Genre
Adapted Greek myth
Setting and Context
Outside ancient Greece, in the city of Troy, during the events related in the last parts of Homer's Iliad
Narrator and Point of View
The book is written in the third-person omniscient perspective by an unknown narrator.
Tone and Mood
The book is quiet, reflective, and melancholy, with strong elements of foreboding.

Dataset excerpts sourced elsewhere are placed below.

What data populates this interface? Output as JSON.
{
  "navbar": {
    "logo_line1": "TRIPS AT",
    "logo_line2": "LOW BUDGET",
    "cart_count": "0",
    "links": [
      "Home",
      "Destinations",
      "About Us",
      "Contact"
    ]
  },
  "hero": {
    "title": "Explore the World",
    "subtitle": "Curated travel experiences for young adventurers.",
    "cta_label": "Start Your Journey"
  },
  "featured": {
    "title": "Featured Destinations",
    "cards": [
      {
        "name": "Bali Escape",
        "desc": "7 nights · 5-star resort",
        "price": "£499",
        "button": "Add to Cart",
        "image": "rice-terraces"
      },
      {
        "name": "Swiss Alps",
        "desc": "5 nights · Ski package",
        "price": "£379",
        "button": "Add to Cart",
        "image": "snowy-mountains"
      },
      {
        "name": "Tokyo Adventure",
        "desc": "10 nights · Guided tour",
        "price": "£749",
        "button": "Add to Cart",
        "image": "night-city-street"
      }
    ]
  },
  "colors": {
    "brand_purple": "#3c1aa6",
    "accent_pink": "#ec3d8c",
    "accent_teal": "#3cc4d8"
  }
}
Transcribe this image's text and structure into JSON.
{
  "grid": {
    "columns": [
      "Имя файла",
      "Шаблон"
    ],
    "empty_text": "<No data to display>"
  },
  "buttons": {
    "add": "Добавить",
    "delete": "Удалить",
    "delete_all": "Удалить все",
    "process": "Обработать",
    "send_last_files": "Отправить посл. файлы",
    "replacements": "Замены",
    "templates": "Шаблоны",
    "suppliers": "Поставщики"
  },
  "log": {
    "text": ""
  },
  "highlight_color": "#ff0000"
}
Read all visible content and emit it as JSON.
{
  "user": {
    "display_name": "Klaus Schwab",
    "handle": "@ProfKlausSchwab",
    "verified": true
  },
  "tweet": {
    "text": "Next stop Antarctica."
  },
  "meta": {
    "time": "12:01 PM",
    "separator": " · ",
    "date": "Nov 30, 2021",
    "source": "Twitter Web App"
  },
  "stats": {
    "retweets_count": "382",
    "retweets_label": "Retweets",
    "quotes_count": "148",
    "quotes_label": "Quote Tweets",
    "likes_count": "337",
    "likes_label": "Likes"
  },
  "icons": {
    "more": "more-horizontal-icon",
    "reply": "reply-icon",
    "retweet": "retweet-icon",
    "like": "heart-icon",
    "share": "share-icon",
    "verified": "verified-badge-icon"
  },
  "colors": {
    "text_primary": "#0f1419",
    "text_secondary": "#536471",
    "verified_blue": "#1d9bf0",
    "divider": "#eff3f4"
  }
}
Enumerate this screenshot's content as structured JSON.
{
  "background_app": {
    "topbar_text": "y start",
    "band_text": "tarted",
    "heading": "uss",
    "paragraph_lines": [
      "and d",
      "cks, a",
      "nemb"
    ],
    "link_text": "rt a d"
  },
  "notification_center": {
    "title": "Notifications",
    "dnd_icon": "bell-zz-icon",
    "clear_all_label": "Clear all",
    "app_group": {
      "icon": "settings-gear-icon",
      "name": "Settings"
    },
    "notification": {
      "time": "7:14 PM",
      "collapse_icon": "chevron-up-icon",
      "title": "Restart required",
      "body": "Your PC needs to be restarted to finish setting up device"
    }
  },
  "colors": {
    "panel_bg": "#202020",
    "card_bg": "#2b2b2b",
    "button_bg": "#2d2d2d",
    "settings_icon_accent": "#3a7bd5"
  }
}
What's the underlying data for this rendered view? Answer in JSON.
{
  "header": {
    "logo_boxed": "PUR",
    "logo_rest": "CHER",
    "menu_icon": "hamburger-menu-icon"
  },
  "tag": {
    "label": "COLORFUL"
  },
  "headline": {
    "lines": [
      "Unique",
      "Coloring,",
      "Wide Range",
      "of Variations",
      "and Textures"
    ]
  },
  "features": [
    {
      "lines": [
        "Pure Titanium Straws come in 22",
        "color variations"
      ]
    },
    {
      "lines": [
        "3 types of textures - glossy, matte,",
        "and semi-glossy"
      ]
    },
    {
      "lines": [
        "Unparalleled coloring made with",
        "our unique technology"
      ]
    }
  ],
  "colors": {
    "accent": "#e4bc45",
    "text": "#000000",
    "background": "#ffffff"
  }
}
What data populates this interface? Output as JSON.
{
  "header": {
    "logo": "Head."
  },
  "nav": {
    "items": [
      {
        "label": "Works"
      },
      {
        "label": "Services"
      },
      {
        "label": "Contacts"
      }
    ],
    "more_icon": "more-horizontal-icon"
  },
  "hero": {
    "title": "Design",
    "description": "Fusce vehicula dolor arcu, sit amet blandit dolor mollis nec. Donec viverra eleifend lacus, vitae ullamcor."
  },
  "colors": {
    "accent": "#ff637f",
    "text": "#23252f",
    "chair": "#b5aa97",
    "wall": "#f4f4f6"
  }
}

Protagonist and Antagonist
Achilles and Priam are on opposite sides of the major conflict, but are both protagonists.
Major Conflict
After killing Hector in revenge for his killing of Patroclus, Achilles offends the gods and mortals by lashing Hector's body to the back of his chariot and driving around Patroclus' funeral pyre. Priam is heartbroken at this mistreatment of his son's body and decides to try and ransom Hector's body.
Climax
Achilles and Priam meet in the middle of the Greek camp, where Achilles agrees to give back Hector's body.
Foreshadowing
Throughout the novel, the narrator and the protagonists are very aware of how both Achilles' and Priam's deaths are looming on the horizon—particularly Achilles'.
Understatement
Allusions
Most of the allusions in this text are to different gods, characters, and places readers might not be familiar with. Jove, the gods, Agamemnon, etc. are all figures that are important to the story of the Trojan War but are not directly referenced in this work.
Imagery
There's a lot of visual description in this book and a lot of detail paid to the way things look, but the most important image to remember is that of Hector's body.
Paradox
Parallelism
The parallels drawn in Ransom are mostly between multiple people who are fathers and/or sons. With Achilles, Priam, and Somax, fatherhood establishes a parallel between them, and Achilles and Hector are paralleled in the sense that they are both sons.
Metonymy and Synecdoche
Personification
The sea and the earth are both associated with human qualities, specifically the idea of mortality.